The 'Golf' data set is loaded using the Retrieve operator. The Filter Examples operator is applied on it to filter the first 10 examples. This is done to just simplify the calculations for understanding this process. A breakpoint is inserted after the Filter Examples operator so that you see the ExampleSet before application of the Remove Useless Attributes operator. You can see that it has 10 examples. There are 2 regular numerical attributes: 'Temperature' and 'Humidity'. The Aggregate operator is applied on the ExampleSet to calculate and display the Standard Deviations of both numerical attributes. This operator is inserted here so that you can see that Standard Deviations without actually calculating them, otherwise this operator is not required here. You can see that the Standard Deviation of the 'Temperature' and 'Humidity' attributes is 7.400 and 10.682 respectively.

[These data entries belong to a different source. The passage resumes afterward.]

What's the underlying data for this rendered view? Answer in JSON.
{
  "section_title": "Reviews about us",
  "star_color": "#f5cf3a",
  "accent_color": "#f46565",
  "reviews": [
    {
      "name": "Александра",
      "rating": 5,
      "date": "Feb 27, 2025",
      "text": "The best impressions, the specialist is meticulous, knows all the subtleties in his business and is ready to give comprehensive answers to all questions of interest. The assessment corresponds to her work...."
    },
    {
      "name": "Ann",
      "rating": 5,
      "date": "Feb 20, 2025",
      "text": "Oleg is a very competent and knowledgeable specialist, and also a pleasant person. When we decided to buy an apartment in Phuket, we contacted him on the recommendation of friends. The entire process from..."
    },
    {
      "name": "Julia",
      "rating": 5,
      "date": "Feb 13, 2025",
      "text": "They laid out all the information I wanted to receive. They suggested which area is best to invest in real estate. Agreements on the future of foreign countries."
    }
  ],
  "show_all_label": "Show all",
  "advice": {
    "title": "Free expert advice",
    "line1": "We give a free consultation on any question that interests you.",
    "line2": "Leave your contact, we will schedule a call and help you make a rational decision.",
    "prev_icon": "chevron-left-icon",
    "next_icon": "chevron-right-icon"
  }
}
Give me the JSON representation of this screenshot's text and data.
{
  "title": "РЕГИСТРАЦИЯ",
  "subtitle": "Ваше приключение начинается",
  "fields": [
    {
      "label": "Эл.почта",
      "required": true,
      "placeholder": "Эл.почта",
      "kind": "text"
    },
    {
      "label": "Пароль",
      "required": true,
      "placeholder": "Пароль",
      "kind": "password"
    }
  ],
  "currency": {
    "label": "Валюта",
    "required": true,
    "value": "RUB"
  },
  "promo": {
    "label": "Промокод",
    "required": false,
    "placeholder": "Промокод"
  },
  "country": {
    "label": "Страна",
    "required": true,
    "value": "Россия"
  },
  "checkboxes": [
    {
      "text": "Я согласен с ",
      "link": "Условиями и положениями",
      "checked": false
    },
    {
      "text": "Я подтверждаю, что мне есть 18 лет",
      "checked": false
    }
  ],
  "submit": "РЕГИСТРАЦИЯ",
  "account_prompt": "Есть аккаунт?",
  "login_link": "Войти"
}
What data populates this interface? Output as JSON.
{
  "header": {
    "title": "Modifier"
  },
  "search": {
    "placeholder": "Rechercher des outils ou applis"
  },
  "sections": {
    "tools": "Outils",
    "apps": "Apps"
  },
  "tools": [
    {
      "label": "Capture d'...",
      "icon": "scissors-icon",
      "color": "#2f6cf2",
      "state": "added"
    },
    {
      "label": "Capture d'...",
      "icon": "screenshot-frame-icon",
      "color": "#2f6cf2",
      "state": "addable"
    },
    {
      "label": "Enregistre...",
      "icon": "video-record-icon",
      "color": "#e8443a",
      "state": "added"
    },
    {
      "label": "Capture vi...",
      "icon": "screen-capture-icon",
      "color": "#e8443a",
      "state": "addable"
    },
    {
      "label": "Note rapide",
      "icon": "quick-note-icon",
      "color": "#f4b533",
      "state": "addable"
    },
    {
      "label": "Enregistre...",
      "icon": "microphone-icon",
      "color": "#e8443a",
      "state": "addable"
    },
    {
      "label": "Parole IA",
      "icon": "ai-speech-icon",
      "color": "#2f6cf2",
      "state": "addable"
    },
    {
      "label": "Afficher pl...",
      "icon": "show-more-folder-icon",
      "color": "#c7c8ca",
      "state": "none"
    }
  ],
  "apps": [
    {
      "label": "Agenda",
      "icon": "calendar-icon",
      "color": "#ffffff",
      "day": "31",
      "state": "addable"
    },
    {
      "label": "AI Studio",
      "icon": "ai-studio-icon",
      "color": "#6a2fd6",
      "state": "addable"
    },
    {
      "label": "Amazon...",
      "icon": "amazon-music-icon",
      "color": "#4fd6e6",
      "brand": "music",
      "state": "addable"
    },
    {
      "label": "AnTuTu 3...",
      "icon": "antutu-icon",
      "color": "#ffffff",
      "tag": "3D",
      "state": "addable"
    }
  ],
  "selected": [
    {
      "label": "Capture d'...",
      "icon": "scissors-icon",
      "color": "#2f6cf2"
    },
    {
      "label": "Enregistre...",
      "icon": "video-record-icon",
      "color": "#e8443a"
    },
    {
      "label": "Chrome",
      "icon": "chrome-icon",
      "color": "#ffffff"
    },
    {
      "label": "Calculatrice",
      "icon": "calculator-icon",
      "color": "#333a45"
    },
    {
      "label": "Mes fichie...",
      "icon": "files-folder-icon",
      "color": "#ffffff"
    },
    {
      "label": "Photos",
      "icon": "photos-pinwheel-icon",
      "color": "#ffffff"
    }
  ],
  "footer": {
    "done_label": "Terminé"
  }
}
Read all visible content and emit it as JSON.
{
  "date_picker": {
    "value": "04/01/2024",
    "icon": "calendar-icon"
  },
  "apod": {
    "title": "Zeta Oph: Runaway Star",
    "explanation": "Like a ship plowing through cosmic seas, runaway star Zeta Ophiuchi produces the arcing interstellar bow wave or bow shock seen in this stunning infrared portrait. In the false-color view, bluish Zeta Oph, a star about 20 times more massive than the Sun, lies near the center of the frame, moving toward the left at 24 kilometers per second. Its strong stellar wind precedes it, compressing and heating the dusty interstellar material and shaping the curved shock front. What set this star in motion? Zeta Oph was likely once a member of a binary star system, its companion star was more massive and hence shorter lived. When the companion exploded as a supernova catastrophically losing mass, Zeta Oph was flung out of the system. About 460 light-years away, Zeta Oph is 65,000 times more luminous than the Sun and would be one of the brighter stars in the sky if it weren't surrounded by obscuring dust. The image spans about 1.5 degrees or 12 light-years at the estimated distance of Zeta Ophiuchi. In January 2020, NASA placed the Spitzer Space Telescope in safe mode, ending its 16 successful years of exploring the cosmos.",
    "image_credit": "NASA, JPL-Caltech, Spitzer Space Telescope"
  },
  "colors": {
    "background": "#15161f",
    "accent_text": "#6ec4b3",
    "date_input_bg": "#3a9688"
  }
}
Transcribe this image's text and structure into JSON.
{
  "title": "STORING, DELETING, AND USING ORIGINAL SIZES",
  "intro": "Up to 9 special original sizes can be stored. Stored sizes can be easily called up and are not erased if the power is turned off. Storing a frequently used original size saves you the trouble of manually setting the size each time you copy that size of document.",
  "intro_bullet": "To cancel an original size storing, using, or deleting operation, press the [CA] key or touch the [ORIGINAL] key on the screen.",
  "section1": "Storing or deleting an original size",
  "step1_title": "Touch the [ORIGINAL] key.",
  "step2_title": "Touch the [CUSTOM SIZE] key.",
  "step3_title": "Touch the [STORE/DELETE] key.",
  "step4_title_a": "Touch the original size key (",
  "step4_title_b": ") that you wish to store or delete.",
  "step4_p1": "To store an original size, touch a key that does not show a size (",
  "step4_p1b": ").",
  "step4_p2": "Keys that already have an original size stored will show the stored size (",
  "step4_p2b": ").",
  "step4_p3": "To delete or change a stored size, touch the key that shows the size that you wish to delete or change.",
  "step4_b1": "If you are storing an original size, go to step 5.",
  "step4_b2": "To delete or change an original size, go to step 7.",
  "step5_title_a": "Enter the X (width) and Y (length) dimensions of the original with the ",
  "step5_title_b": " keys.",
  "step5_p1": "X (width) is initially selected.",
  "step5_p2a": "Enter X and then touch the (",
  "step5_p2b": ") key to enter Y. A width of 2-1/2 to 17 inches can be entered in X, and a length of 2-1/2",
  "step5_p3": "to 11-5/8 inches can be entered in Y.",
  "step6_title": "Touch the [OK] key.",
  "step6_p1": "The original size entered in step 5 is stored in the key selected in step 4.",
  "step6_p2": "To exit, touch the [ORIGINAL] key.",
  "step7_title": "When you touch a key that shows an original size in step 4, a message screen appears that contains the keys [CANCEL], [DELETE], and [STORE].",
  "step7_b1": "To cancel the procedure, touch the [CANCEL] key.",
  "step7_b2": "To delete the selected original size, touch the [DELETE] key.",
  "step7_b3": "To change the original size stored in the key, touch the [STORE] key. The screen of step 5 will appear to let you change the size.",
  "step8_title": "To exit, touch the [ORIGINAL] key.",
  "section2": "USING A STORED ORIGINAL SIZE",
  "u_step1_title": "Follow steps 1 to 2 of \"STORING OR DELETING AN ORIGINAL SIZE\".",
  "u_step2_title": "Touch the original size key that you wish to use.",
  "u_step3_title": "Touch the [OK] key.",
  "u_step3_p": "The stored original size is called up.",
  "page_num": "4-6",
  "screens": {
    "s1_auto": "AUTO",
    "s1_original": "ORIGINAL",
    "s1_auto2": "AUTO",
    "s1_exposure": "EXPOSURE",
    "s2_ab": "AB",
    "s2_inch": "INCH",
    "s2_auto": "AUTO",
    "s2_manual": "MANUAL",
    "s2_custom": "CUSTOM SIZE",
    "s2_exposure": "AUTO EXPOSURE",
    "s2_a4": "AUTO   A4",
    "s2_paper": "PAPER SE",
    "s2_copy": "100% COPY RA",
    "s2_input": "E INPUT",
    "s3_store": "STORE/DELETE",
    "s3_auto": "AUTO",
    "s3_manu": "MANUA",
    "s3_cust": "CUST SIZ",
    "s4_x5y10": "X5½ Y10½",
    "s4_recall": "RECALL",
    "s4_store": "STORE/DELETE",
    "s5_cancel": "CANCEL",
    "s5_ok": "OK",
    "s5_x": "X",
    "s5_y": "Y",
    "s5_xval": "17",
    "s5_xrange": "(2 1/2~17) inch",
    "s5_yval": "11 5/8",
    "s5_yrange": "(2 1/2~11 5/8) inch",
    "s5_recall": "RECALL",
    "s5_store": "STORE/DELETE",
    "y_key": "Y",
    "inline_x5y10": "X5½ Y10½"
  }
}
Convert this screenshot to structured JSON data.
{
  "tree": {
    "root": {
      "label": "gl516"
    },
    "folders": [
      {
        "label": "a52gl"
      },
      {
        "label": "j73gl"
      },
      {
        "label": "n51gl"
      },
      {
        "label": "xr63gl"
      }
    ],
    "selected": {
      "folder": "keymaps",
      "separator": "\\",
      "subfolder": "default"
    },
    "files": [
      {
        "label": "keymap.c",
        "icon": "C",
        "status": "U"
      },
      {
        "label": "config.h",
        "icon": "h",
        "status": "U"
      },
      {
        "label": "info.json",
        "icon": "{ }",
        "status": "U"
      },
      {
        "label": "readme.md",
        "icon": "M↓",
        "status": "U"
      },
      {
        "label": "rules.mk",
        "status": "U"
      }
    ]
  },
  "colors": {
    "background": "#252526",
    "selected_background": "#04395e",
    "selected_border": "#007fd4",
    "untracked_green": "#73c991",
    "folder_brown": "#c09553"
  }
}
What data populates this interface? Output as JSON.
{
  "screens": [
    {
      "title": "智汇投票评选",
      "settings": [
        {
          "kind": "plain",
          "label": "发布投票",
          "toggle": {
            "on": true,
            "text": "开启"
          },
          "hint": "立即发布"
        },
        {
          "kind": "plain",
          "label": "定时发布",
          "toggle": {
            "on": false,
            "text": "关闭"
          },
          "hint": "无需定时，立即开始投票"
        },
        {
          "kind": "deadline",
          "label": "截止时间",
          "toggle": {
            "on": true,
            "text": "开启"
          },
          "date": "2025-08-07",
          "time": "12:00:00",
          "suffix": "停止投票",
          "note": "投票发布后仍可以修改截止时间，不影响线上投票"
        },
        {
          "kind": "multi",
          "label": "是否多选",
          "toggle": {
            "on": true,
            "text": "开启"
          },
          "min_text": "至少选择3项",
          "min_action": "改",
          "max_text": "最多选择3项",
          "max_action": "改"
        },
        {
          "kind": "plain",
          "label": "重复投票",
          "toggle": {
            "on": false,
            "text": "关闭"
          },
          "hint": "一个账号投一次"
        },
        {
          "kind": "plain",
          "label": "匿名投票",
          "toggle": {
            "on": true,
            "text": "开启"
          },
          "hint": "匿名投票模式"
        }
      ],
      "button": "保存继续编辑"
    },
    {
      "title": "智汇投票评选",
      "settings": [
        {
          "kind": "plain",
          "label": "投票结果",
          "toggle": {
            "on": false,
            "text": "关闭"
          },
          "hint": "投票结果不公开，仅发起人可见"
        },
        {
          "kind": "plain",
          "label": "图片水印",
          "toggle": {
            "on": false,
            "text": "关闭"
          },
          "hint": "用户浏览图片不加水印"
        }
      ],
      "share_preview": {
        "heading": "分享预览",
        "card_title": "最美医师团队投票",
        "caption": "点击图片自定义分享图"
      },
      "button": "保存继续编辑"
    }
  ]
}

The Remove Useless Attributes operator is applied on the original ExampleSet (the ExampleSet with the first 10 examples of the 'Golf' data set). The numerical min deviation parameter is set to 9.0. Thus the numerical attributes where the Standard Deviation is less than 9.0 are removed from the ExampleSet. As the Standard Deviation of the Temperature attribute is less than 9.0, it is removed from the ExampleSet.

This can be verified by seeing the results in the Results Workspace.